The Art Galleries Association Singapore (AGAS), which was recently revived having being dormant for years, is organizing next week a bespoke tour of art galleries across Singapore under the banner ART IN MOTION .
The two-day event will run January 18-19 during the busy Singapore Art Week and offers a tour of 13 galleries dotted around the city-state from the dedicated museum district of Bras Basah to the Tanjong Pagar Distripark and Dempsey Road.
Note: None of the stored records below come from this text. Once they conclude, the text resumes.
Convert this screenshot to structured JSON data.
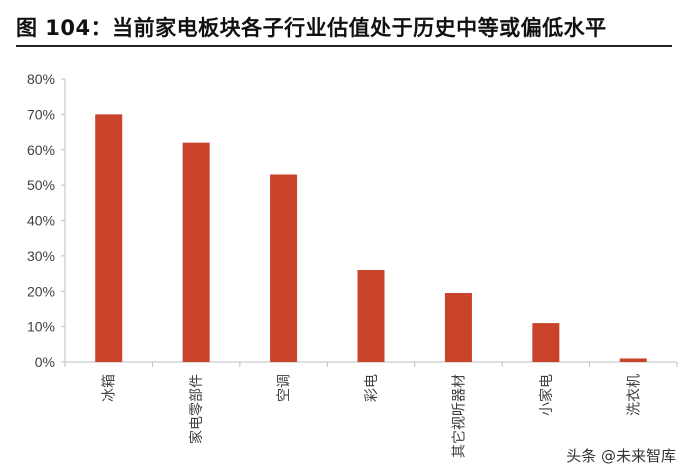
{
  "header": {
    "title": "图 104：当前家电板块各子行业估值处于历史中等或偏低水平"
  },
  "watermark": {
    "text": "头条 @未来智库"
  },
  "colors": {
    "bar": "#c9432a",
    "axis": "#bfbfbf",
    "text": "#404040"
  },
  "chart_data": {
    "type": "bar",
    "title": "",
    "xlabel": "",
    "ylabel": "",
    "categories": [
      "冰箱",
      "家电零部件",
      "空调",
      "彩电",
      "其它视听器材",
      "小家电",
      "洗衣机"
    ],
    "values": [
      0.7,
      0.62,
      0.53,
      0.26,
      0.195,
      0.11,
      0.01
    ],
    "ylim": [
      0,
      0.8
    ],
    "yticks": [
      0,
      0.1,
      0.2,
      0.3,
      0.4,
      0.5,
      0.6,
      0.7,
      0.8
    ],
    "ytick_labels": [
      "0%",
      "10%",
      "20%",
      "30%",
      "40%",
      "50%",
      "60%",
      "70%",
      "80%"
    ],
    "grid": false,
    "legend": "none"
  }
}
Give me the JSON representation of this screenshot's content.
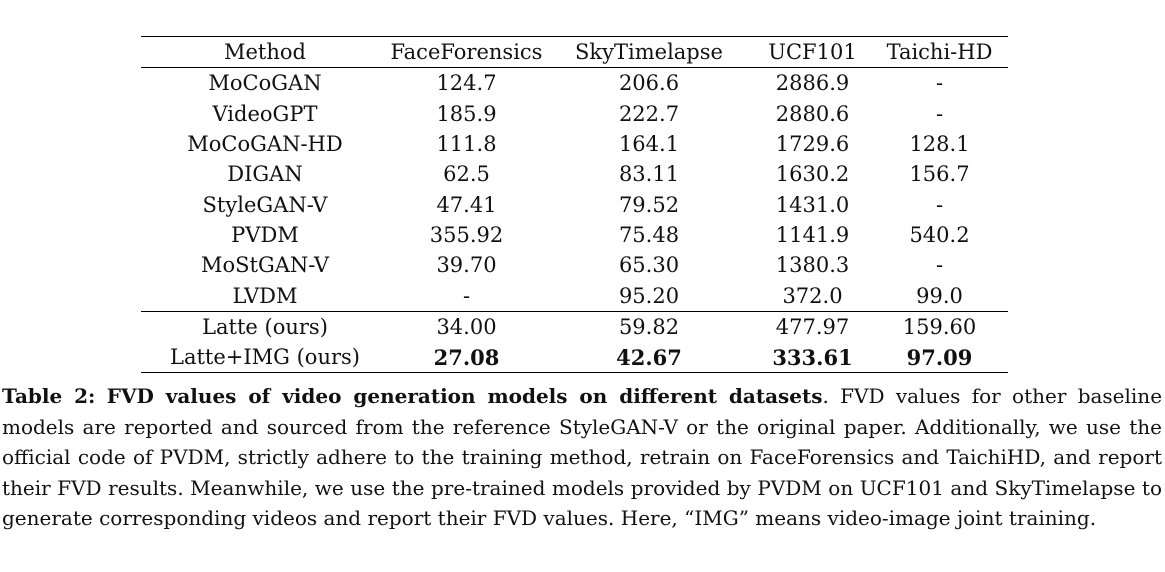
{
  "table": {
    "headers": [
      "Method",
      "FaceForensics",
      "SkyTimelapse",
      "UCF101",
      "Taichi-HD"
    ],
    "rows": [
      [
        "MoCoGAN",
        "124.7",
        "206.6",
        "2886.9",
        "-"
      ],
      [
        "VideoGPT",
        "185.9",
        "222.7",
        "2880.6",
        "-"
      ],
      [
        "MoCoGAN-HD",
        "111.8",
        "164.1",
        "1729.6",
        "128.1"
      ],
      [
        "DIGAN",
        "62.5",
        "83.11",
        "1630.2",
        "156.7"
      ],
      [
        "StyleGAN-V",
        "47.41",
        "79.52",
        "1431.0",
        "-"
      ],
      [
        "PVDM",
        "355.92",
        "75.48",
        "1141.9",
        "540.2"
      ],
      [
        "MoStGAN-V",
        "39.70",
        "65.30",
        "1380.3",
        "-"
      ],
      [
        "LVDM",
        "-",
        "95.20",
        "372.0",
        "99.0"
      ]
    ],
    "ours_rows": [
      [
        "Latte (ours)",
        "34.00",
        "59.82",
        "477.97",
        "159.60"
      ],
      [
        "Latte+IMG (ours)",
        "27.08",
        "42.67",
        "333.61",
        "97.09"
      ]
    ]
  },
  "caption": {
    "label": "Table 2:",
    "title": "FVD values of video generation models on different datasets",
    "body": ". FVD values for other baseline models are reported and sourced from the reference StyleGAN-V or the original paper. Additionally, we use the official code of PVDM, strictly adhere to the training method, retrain on FaceForensics and TaichiHD, and report their FVD results. Meanwhile, we use the pre-trained models provided by PVDM on UCF101 and SkyTimelapse to generate corresponding videos and report their FVD values. Here, “IMG” means video-image joint training."
  }
}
Benjamin Hampe, treasurer of AGAS and co-owner of Chan Hampe Galleries, said the main objective of the project was to showcase the “best of Singapore’s vibrant art scene.”
“[It’s] not just about bring in buyers, but about getting people interested inlearning more about art,” he explains.
You can select from two dedicated routes with buses promised around every 10 minutes. So, what will you be able to see?
Art Plural Gallery — “Flux,” an exhibition that brings together the best the gallery has been offering from Chun Kwang Young and Ian Davenport, to Li Tianbing, Qiu Jie, Bernar Venet, and Fabienne Verdier.
Art Seasons — Zaw Win Pe’s solo show. The Myanmar artist is known for his color-saturated landscapes.
Art-2 Gallery — “Sleepless in the City,” a solo exhibition by Singapore artist Hong Sek Chern. Here the artist depicts snippets of daily life like a void deck (public space) at an HDB (public housing block) or hawker food centers. They are usually inspired by news articles featuring events from petty crimes, traffic offences, and disputes, thereby alluding to the current sense of restlessness the city-state is facing.
Cape of Good Hope Art Gallery — “Impressionist Contemporary” gathers six leading contemporary Singapore artists including gallery owner Terence Teo. Watch out for Teo’s beautifully expressive colored ink on paper and Tung Yue Nang’s inks of modern day Singapore, where old buildings struggle to maintain a presence against the new.
Chan Hampe Galleries — “Windowshop” by Singaporean artist Dawn Ng is the artist’s captivating take on our fascination with amassing things.
Gajah Gallery — “Abstraction and Refinement: Chinese ink painting,” a showcase of four of China’s avant-garde ink artists: Gu Gan, Qiu Deshu, Wang Tiande, and Wei Ligang.
Galerie Belvedere — “Grand Masters of Art Exhibition” presents works by Southeast Asian old masters like Antonio Blanco, Chen Wen Hsi, Cheong Soo Pieng, and Lee Man Fong.
Galerie Steph — Two solo exhibitions with “Currents: Flow, Fall, Calm, Curl by Chung Hong,” who uses charcoal drawings and Chinese ink to create a beguiling interplay on landscapes and ‘Sweet Surrender: Studies in Abstraction,” which presents some recent colorful abstract paintings by Sharmistha Ray.
Ikkan Art Gallery — “Neo Folk 2” is an exhibition that explores the work of Asian artists who have been rediscovering their roots and traditional crafts, remixing and creating images inspired by their heritage in a reaction to bland souvenir art that is widely available at airports and tourist shops. Artists featured include Anjo Bolarda, Rudy Atjeh, Howie Tsui, Jonny Wan, Mojoko and Sheryo.
iPRECIATION — “Recent Paintings by Singapore Artists” includes works by Boo Sze Yang, Lee Wen, Michael Lee, Milenko Prvacki, Tang Da Wu, Tay Bak Chiang, and Tan Ling Nah.
Linda Gallery — “Reflections by Cai Lei” is the Chinese artist’s first solo exhibition in Singapore and showcases his love of nature and his concern for the passing of time and its consequences.
Maya Gallery — “Embryonic” presents the exploratory works of young emerging artists from Asia, including Dey Irfan Adianto, Rick Farid, and Siti Rahmah Salleh.
Singapore Tyler Print Institute — “Moving Forest” is Cultural Medallion recipient Han Sai Por’s exploration of a new medium with 50 new breakthrough works.
With chartered bus services on a loop arranged along two dedicated routes, free of charge, you have no excuse. You can register on the AGAS website or join in on the spot.